So banks could have an extra revenue stream? So people save some money but not too much? So we can recoup some of the tax break by people “oversaving” (unspent FSA money goes to the treasury)? So we could shoehorn a privatized, free market element into it? Those are uncharitable reasons. Some better ones are that HSAs can also be invested with tax free growth, letting you save now to spend much later. But FSAs don’t let you do that - they do set the money aside so it can be easily forfeit at the end of the year. But why do that at all? Why can you only use an HSA with a high deductible plan?
If we want people to save, wouldn’t it just be easier to let them save?
I don’t have answers. I just have a point of view. Too many policies get tinkered with to service ideological, policy, special interest, our other needs. I get that’s the reality of how laws get passed. But for our laws to be more effective, we can’t completely lose sight of the citizen experience. Did any of the complexity with HSAs and FSAs help us better achieve the goal? Some, but not much. We’d have better laws, and better government, by thinking through the citizen’s experience using the law and making it simpler for them to benefit from law’s meant to benefit them.
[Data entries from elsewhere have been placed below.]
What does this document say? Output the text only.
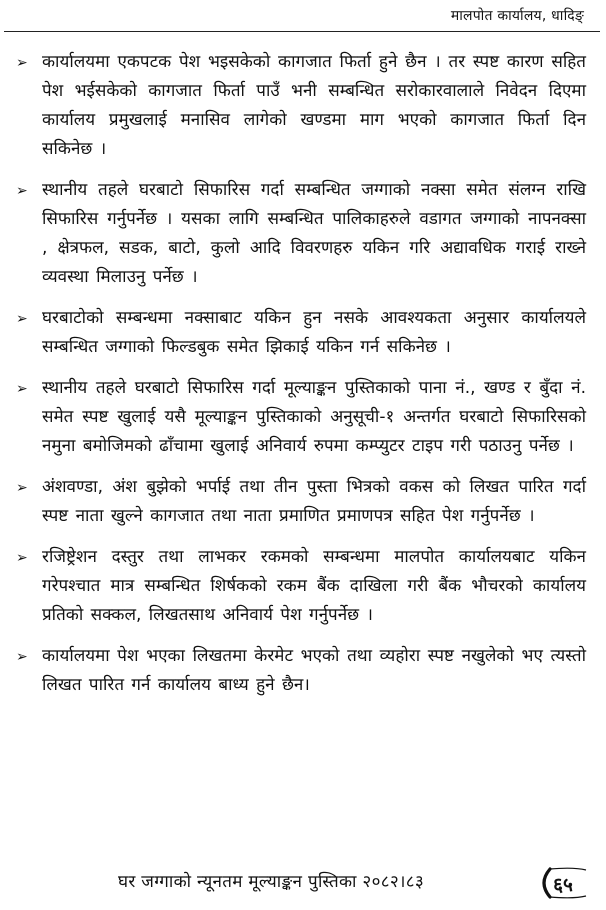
मालपोत कार्यालय, धादिङ्
➢ कार्यालयमा एकपटक पेश भइसकेको कागजात फिर्ता हुने छैन । तर स्पष्ट कारण सहित पेश भईसकेको कागजात फिर्ता पाउँ भनी सम्बन्धित सरोकारवालाले निवेदन दिएमा कार्यालय प्रमुखलाई मनासिव लागेको खण्डमा माग भएको कागजात फिर्ता दिन सकिनेछ ।
➢ स्थानीय तहले घरबाटो सिफारिस गर्दा सम्बन्धित जग्गाको नक्सा समेत संलग्न राखि सिफारिस गर्नुपर्नेछ । यसका लागि सम्बन्धित पालिकाहरुले वडागत जग्गाको नापनक्सा , क्षेत्रफल, सडक, बाटो, कुलो आदि विवरणहरु यकिन गरि अद्यावधिक गराई राख्ने व्यवस्था मिलाउनु पर्नेछ ।
➢ घरबाटोको सम्बन्धमा नक्साबाट यकिन हुन नसके आवश्यकता अनुसार कार्यालयले सम्बन्धित जग्गाको फिल्डबुक समेत झिकाई यकिन गर्न सकिनेछ ।
➢ स्थानीय तहले घरबाटो सिफारिस गर्दा मूल्याङ्कन पुस्तिकाको पाना नं., खण्ड र बुँदा नं. समेत स्पष्ट खुलाई यसै मूल्याङ्कन पुस्तिकाको अनुसूची-१ अन्तर्गत घरबाटो सिफारिसको नमुना बमोजिमको ढाँचामा खुलाई अनिवार्य रुपमा कम्प्युटर टाइप गरी पठाउनु पर्नेछ ।
➢ अंशवण्डा, अंश बुझेको भर्पाई तथा तीन पुस्ता भित्रको वकस को लिखत पारित गर्दा स्पष्ट नाता खुल्ने कागजात तथा नाता प्रमाणित प्रमाणपत्र सहित पेश गर्नुपर्नेछ ।
➢ रजिष्ट्रेशन दस्तुर तथा लाभकर रकमको सम्बन्धमा मालपोत कार्यालयबाट यकिन गरेपश्चात मात्र सम्बन्धित शिर्षकको रकम बैंक दाखिला गरी बैंक भौचरको कार्यालय प्रतिको सक्कल, लिखतसाथ अनिवार्य पेश गर्नुपर्नेछ ।
➢ कार्यालयमा पेश भएका लिखतमा केरमेट भएको तथा व्यहोरा स्पष्ट नखुलेको भए त्यस्तो लिखत पारित गर्न कार्यालय बाध्य हुने छैन।
घर जग्गाको न्यूनतम मूल्याङ्कन पुस्तिका २०८२।८३	६५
If I produced things like that at work, I’d be fired.
Keeping it Simple
As customers, we don’t choose the people who design the client experience, but we do choose who we spend with 2. With government, you don’t have much choice which one you live with. But you do have a choice in who and how they govern. We often talk about kitchen table politics, that’s less about the ideological issues and more about the gnawing feeling in your get before you walk into a post office or a DMV.
I’d love to see people run on making it easier to do business with the government. Giving people back their time - because time is money.Less forms filled out by you. More forms filled out for your review.